The present invention relates generally to sensing techniques for human-computer interface devices.
Using an interface device, a user can interact with an environment displayed by a computer system to perform functions and tasks on the computer, such as playing a game, experiencing a simulation or virtual reality environment, using a computer aided design system, operating a graphical user interface (GUI), or otherwise influencing events or images depicted on the screen. Common human-computer interface devices used for such interaction include a joystick, mouse, trackball, steering wheel, stylus, tablet, pressure-sensitive ball, or the like, that is connected to the computer system controlling the displayed environment.
In some interface devices, haptic feedback is also provided to the user, also known as “force feedback.” These types of interface devices can provide physical sensations which are felt by the user manipulating the physical object of the interface device. For example, the Force-FX joystick controller from CH Products, Inc. or the Wingman Force joystick from Logitech may be connected to a computer and provides forces to a user of the controller. Other systems might use a force feedback mouse controller. One or more motors or other actuators are used in the device and are connected to the controlling computer system. The computer system controls forces on the force feedback device in conjunction and coordinated with displayed events and interactions on the host by sending control signals or commands to the force, feedback device and the actuators.
In both force feedback devices and non-force feedback devices, it is important to accurately sense the position of the manipulandum moved by the user so that interactions displayed on the screen are accurately portrayed. Furthermore, the determination of forces in force feedback devices often depends on the position of the manipulandum so that accurate sensed position is critical for realistic force feedback.
Thus, all interface devices require some sort of position sensor (or sensors) in order to read the input position of the manipulandum (“end effector”). Sometimes the position sensors are connected directly to the end effector itself. However, in other cases the sensor is actually connected through a mechanical transmission to the end effector. For example, a gear transmission, capstan drive (cable) transmission, or belt drive transmission can be used. The purpose of the transmission, as far as the position sensor is concerned, is to amplify the range of motion that the sensor can detect and allow the use of lower resolution sensors, which are typically less expensive. A mechanical transmission may also be used to amplify forces output by the actuators of the force feedback device. The transmission for a sensor can be the same transmission as an actuator uses; several different joystick devices use this method, such as the device described in copending patent application Ser. No. 09/138,304, which provides a, sensor connected to an, actuator shaft. In other devices, an independent mechanical transmission dedicated to the sensor can be used.

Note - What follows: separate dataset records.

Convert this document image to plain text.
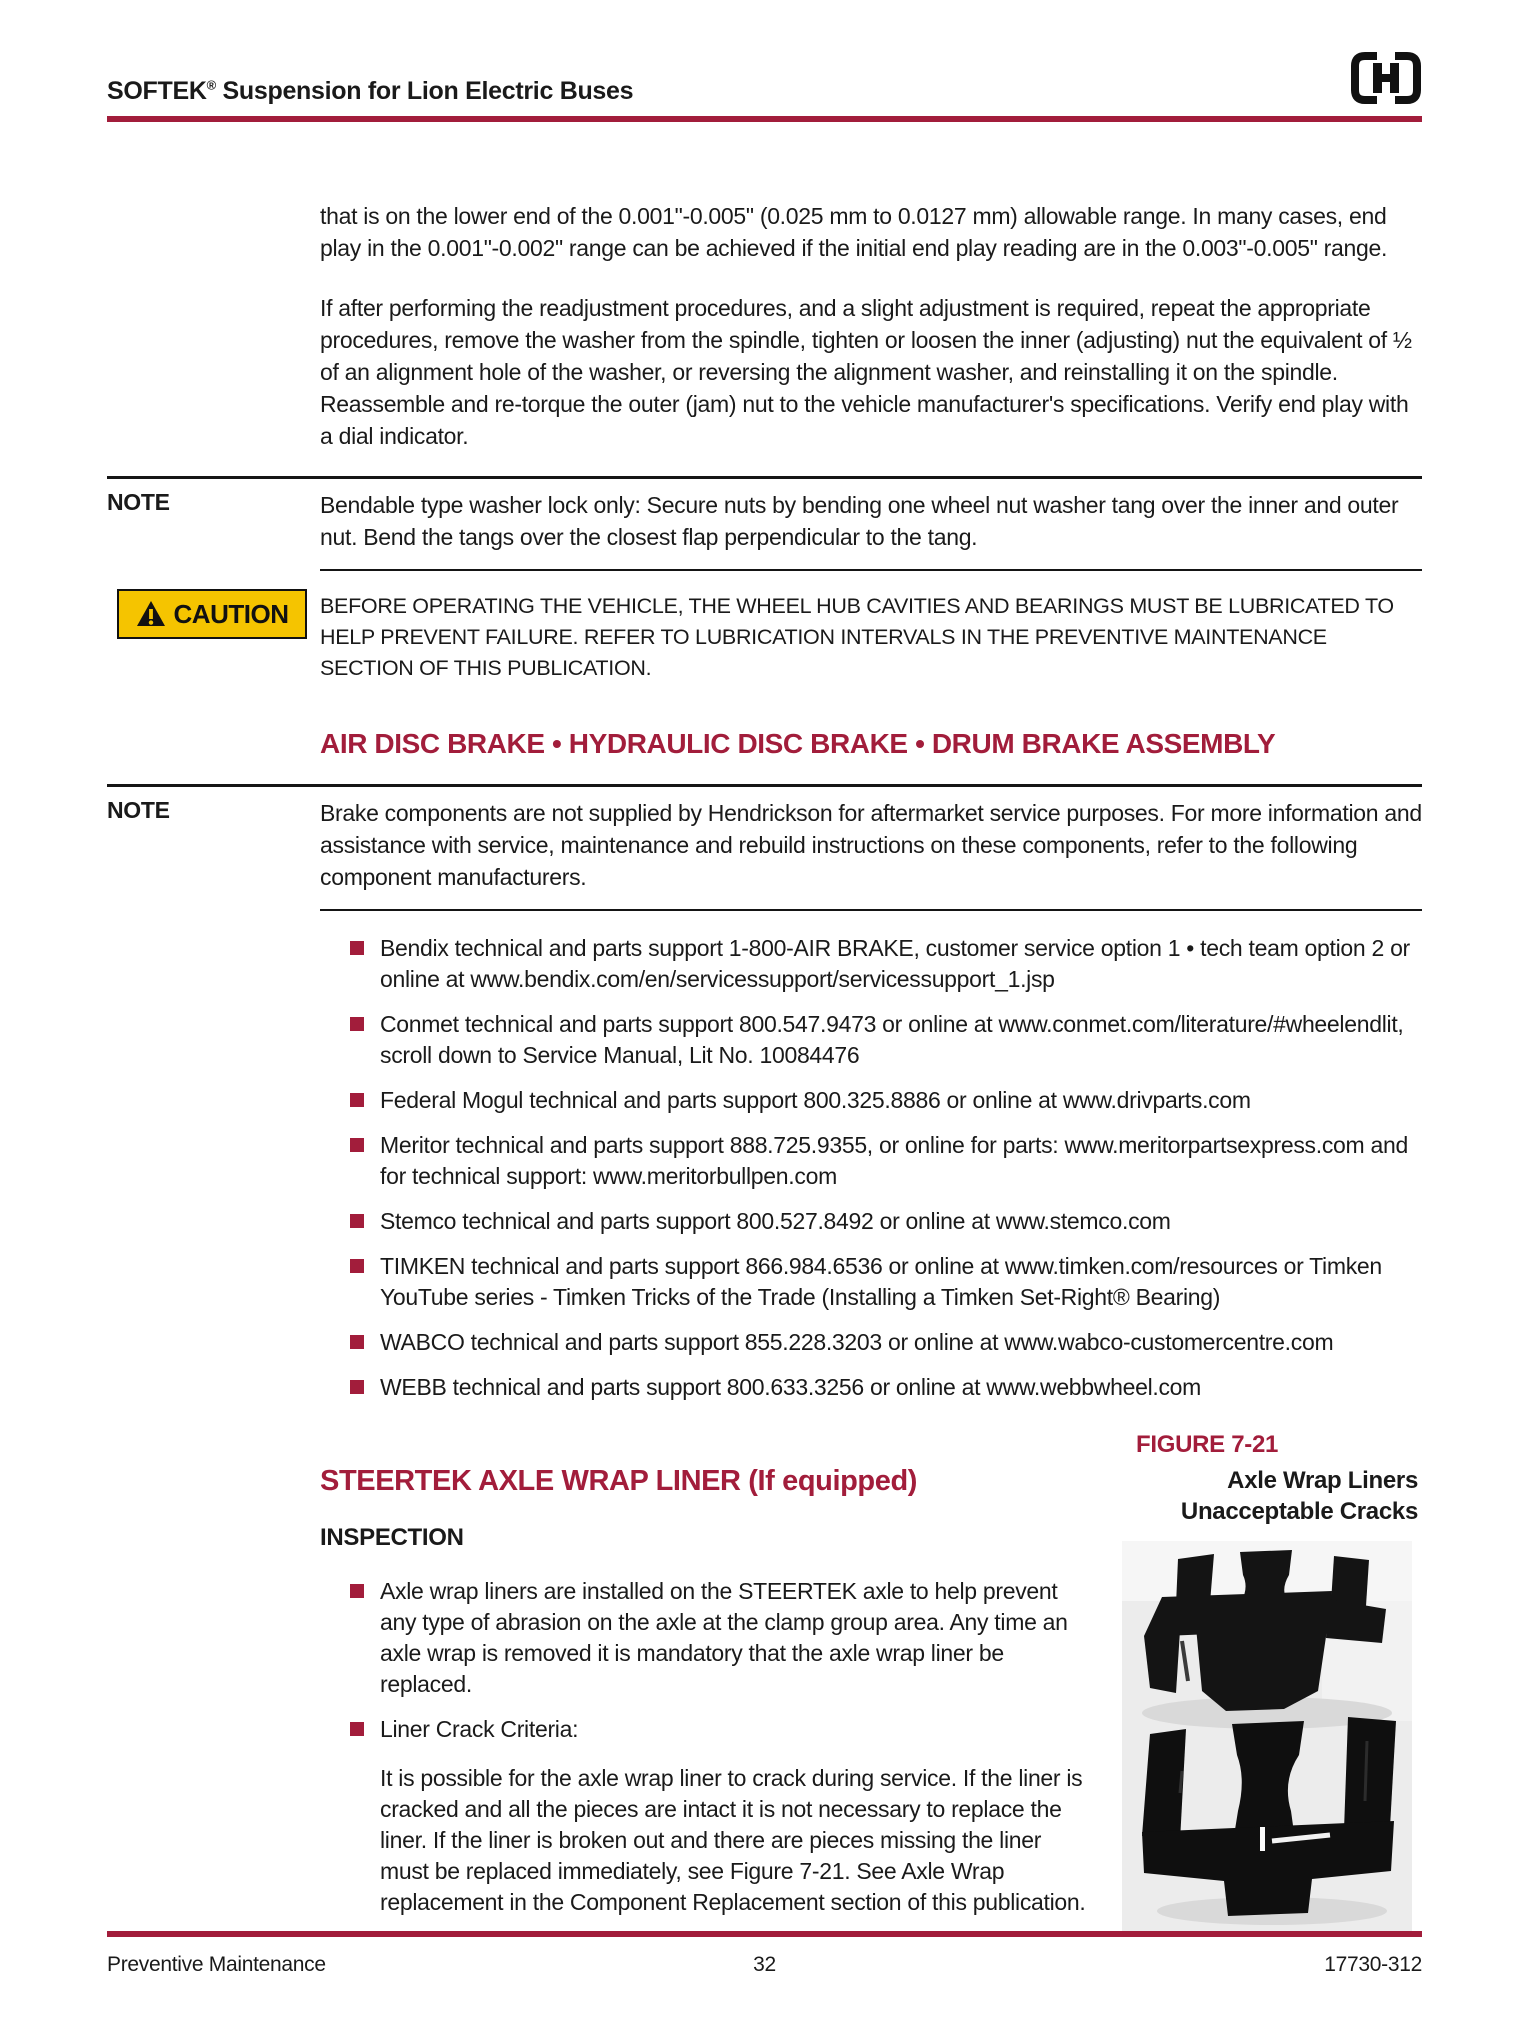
SOFTEK® Suspension for Lion Electric Buses

that is on the lower end of the 0.001"-0.005" (0.025 mm to 0.0127 mm) allowable range. In many cases, end play in the 0.001"-0.002" range can be achieved if the initial end play reading are in the 0.003"-0.005" range.

If after performing the readjustment procedures, and a slight adjustment is required, repeat the appropriate procedures, remove the washer from the spindle, tighten or loosen the inner (adjusting) nut the equivalent of ½ of an alignment hole of the washer, or reversing the alignment washer, and reinstalling it on the spindle. Reassemble and re-torque the outer (jam) nut to the vehicle manufacturer's specifications. Verify end play with a dial indicator.

NOTE	Bendable type washer lock only: Secure nuts by bending one wheel nut washer tang over the inner and outer nut. Bend the tangs over the closest flap perpendicular to the tang.
CAUTION BEFORE OPERATING THE VEHICLE, THE WHEEL HUB CAVITIES AND BEARINGS MUST BE LUBRICATED TO HELP PREVENT FAILURE. REFER TO LUBRICATION INTERVALS IN THE PREVENTIVE MAINTENANCE SECTION OF THIS PUBLICATION.
AIR DISC BRAKE • HYDRAULIC DISC BRAKE • DRUM BRAKE ASSEMBLY
NOTE	Brake components are not supplied by Hendrickson for aftermarket service purposes. For more information and assistance with service, maintenance and rebuild instructions on these components, refer to the following component manufacturers.
Bendix technical and parts support 1-800-AIR BRAKE, customer service option 1 • tech team option 2 or online at www.bendix.com/en/servicessupport/servicessupport_1.jsp
Conmet technical and parts support 800.547.9473 or online at www.conmet.com/literature/#wheelendlit, scroll down to Service Manual, Lit No. 10084476
Federal Mogul technical and parts support 800.325.8886 or online at www.drivparts.com
Meritor technical and parts support 888.725.9355, or online for parts: www.meritorpartsexpress.com and for technical support: www.meritorbullpen.com
Stemco technical and parts support 800.527.8492 or online at www.stemco.com
TIMKEN technical and parts support 866.984.6536 or online at www.timken.com/resources or Timken YouTube series - Timken Tricks of the Trade (Installing a Timken Set-Right® Bearing)
WABCO technical and parts support 855.228.3203 or online at www.wabco-customercentre.com
WEBB technical and parts support 800.633.3256 or online at www.webbwheel.com
STEERTEK AXLE WRAP LINER (If equipped)
INSPECTION
Axle wrap liners are installed on the STEERTEK axle to help prevent any type of abrasion on the axle at the clamp group area. Any time an axle wrap is removed it is mandatory that the axle wrap liner be replaced.
Liner Crack Criteria:

It is possible for the axle wrap liner to crack during service. If the liner is cracked and all the pieces are intact it is not necessary to replace the liner. If the liner is broken out and there are pieces missing the liner must be replaced immediately, see Figure 7-21. See Axle Wrap replacement in the Component Replacement section of this publication.

FIGURE 7-21
Axle Wrap Liners
Unacceptable Cracks
Preventive Maintenance	32	17730-312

In either of these cases, there is the possibility of position slip occurring in the transmission, where the end effector moves some distance without the sensor detecting that movement or inaccurately detecting that movement; e.g., a gear skips teeth, a belt or cable slips on a pulley, etc. When a relative position sensor is used in the device, such as a quadrature encoder, this position slip should be detected or the device will be unable to determine an accurate position for the end effector when slip occurs. The problem is amplified for force feedback devices because they often operate in a limited workspace and depend on the ability to determine the absolute device position in the limited workspace. Furthermore, some forces output by the device are based on an accurate position of the manipulandum, so that the forces can become discontinuous or distorted if position slip occurs.